The following is a summary of a report to the Board of Directors of Grameen Foundation regarding social business viability by Khalid Shams, Former Deputy Managing Director, Grameen Bank.
Grameen’s Social Business Initiatives
Grameen Bank has been experimenting with new social business ventures since the early ‘90s. It has effectively used the microfinance platform for launching several social enterprises. Some of these were ‘for-profit’, while others were ‘not-for-profit’ entities, but each had a distinct corporate mandate for social development. Grameen Bank itself would be an example of such a social business enterprise, which provided microfinance related services to the designated rural poor and the bank is also owned solely by the borrowers themselves.

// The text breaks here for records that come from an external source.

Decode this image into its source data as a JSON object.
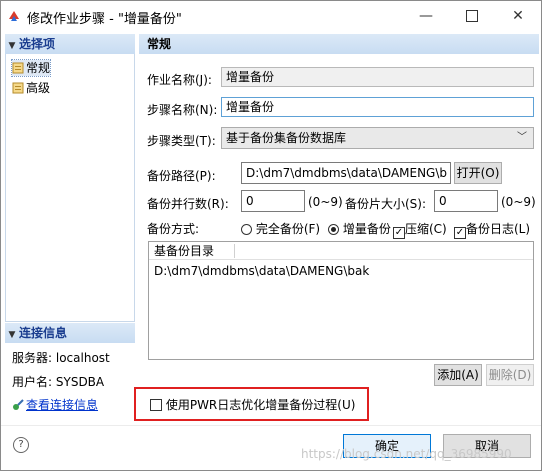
{
  "window": {
    "title": "修改作业步骤 - \"增量备份\"",
    "minimize_glyph": "—",
    "close_glyph": "✕"
  },
  "sidebar": {
    "options_header": "选择项",
    "items": [
      {
        "label": "常规",
        "selected": true
      },
      {
        "label": "高级",
        "selected": false
      }
    ],
    "conn_header": "连接信息",
    "server_label": "服务器:",
    "server_value": "localhost",
    "user_label": "用户名:",
    "user_value": "SYSDBA",
    "view_link": "查看连接信息"
  },
  "main": {
    "header": "常规",
    "job_name_label": "作业名称(J):",
    "job_name_value": "增量备份",
    "step_name_label": "步骤名称(N):",
    "step_name_value": "增量备份",
    "step_type_label": "步骤类型(T):",
    "step_type_value": "基于备份集备份数据库",
    "backup_path_label": "备份路径(P):",
    "backup_path_value": "D:\\dm7\\dmdbms\\data\\DAMENG\\b",
    "open_button": "打开(O)",
    "parallel_label": "备份并行数(R):",
    "parallel_value": "0",
    "parallel_range": "(0~9)",
    "piece_label": "备份片大小(S):",
    "piece_value": "0",
    "piece_range": "(0~9)",
    "mode_label": "备份方式:",
    "mode_full": "完全备份(F)",
    "mode_incr": "增量备份",
    "compress_label": "压缩(C)",
    "backup_log_label": "备份日志(L)",
    "mode_selected": "增量备份",
    "compress_checked": true,
    "backup_log_checked": true,
    "base_dir_header": "基备份目录",
    "base_dirs": [
      "D:\\dm7\\dmdbms\\data\\DAMENG\\bak"
    ],
    "add_button": "添加(A)",
    "delete_button": "删除(D)",
    "pwr_label": "使用PWR日志优化增量备份过程(U)",
    "pwr_checked": false
  },
  "footer": {
    "ok_button": "确定",
    "cancel_button": "取消",
    "watermark": "https://blog.csdn.net/qq_36985990"
  },
  "colors": {
    "accent": "#0078d7",
    "header_bg": "#c8dcf2",
    "highlight_border": "#e02020"
  }
}
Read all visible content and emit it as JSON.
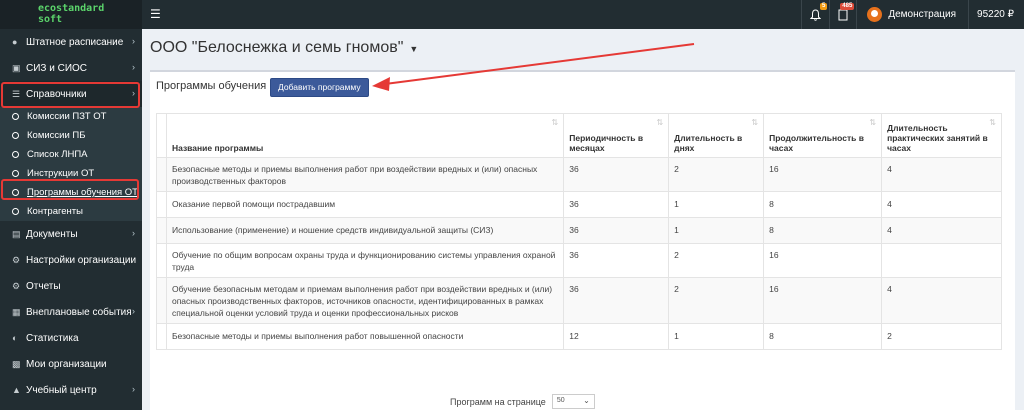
{
  "brand": {
    "line1": "ecostandard",
    "line2": "soft"
  },
  "topbar": {
    "notifications_badge": "5",
    "messages_badge": "485",
    "user_name": "Демонстрация",
    "balance": "95220 ₽"
  },
  "sidebar": {
    "items": [
      {
        "label": "Штатное расписание",
        "icon": "users-icon",
        "has_children": true
      },
      {
        "label": "СИЗ и СИОС",
        "icon": "calendar-check-icon",
        "has_children": true
      },
      {
        "label": "Справочники",
        "icon": "list-icon",
        "has_children": true
      },
      {
        "label": "Документы",
        "icon": "folder-icon",
        "has_children": true
      },
      {
        "label": "Настройки организации",
        "icon": "gear-icon",
        "has_children": false
      },
      {
        "label": "Отчеты",
        "icon": "gear-icon",
        "has_children": false
      },
      {
        "label": "Внеплановые события",
        "icon": "calendar-icon",
        "has_children": true
      },
      {
        "label": "Статистика",
        "icon": "pie-chart-icon",
        "has_children": false
      },
      {
        "label": "Мои организации",
        "icon": "building-icon",
        "has_children": false
      },
      {
        "label": "Учебный центр",
        "icon": "graduation-cap-icon",
        "has_children": true
      }
    ],
    "subitems": [
      {
        "label": "Комиссии ПЗТ ОТ"
      },
      {
        "label": "Комиссии ПБ"
      },
      {
        "label": "Список ЛНПА"
      },
      {
        "label": "Инструкции ОТ"
      },
      {
        "label": "Программы обучения ОТ"
      },
      {
        "label": "Контрагенты"
      }
    ]
  },
  "page": {
    "title": "ООО \"Белоснежка и семь гномов\"",
    "box_title": "Программы обучения",
    "add_button": "Добавить программу"
  },
  "table": {
    "headers": [
      "Название программы",
      "Периодичность в месяцах",
      "Длительность в днях",
      "Продолжительность в часах",
      "Длительность практических занятий в часах"
    ],
    "rows": [
      {
        "name": "Безопасные методы и приемы выполнения работ при воздействии вредных и (или) опасных производственных факторов",
        "period": "36",
        "days": "2",
        "hours": "16",
        "practice": "4"
      },
      {
        "name": "Оказание первой помощи пострадавшим",
        "period": "36",
        "days": "1",
        "hours": "8",
        "practice": "4"
      },
      {
        "name": "Использование (применение) и ношение средств индивидуальной защиты (СИЗ)",
        "period": "36",
        "days": "1",
        "hours": "8",
        "practice": "4"
      },
      {
        "name": "Обучение по общим вопросам охраны труда и функционированию системы управления охраной труда",
        "period": "36",
        "days": "2",
        "hours": "16",
        "practice": ""
      },
      {
        "name": "Обучение безопасным методам и приемам выполнения работ при воздействии вредных и (или) опасных производственных факторов, источников опасности, идентифицированных в рамках специальной оценки условий труда и оценки профессиональных рисков",
        "period": "36",
        "days": "2",
        "hours": "16",
        "practice": "4"
      },
      {
        "name": "Безопасные методы и приемы выполнения работ повышенной опасности",
        "period": "12",
        "days": "1",
        "hours": "8",
        "practice": "2"
      }
    ]
  },
  "pager": {
    "label": "Программ на странице",
    "value": "50"
  },
  "colors": {
    "sidebar_bg": "#222d32",
    "button_bg": "#3c5a9a",
    "highlight": "#e53935",
    "brand": "#5bd46b"
  }
}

Some of the social enterprises were created in direct response to the demand of GB borrowers i.e. the Sixteen Decisions of the bank, as well as the rural poor, for essential services needed for development of health, education, nutrition, and alleviation of poverty.
Some of the enterprises were concerned with extension of new technologies that could directly raise the income and productivity of the poor trapped in such traditional sectors like agriculture, fisheries, rural industry. New ventures were also launched for development of information and communication based technologies.
More recently, Professor Yunus has taken the initiative of setting up “social businesses” that aim to provide nutrition and health services to a targeted client. In these new ventures, after the initial capital costs have been fully recouped, the investors agreed to take only nominal dividends, plowing back all profits for further expansion of the social business. Grameen-Danone Foods Ltd, and the newly formed Grameen Eye Hospitals are the latest examples of more rigorously designed social business models.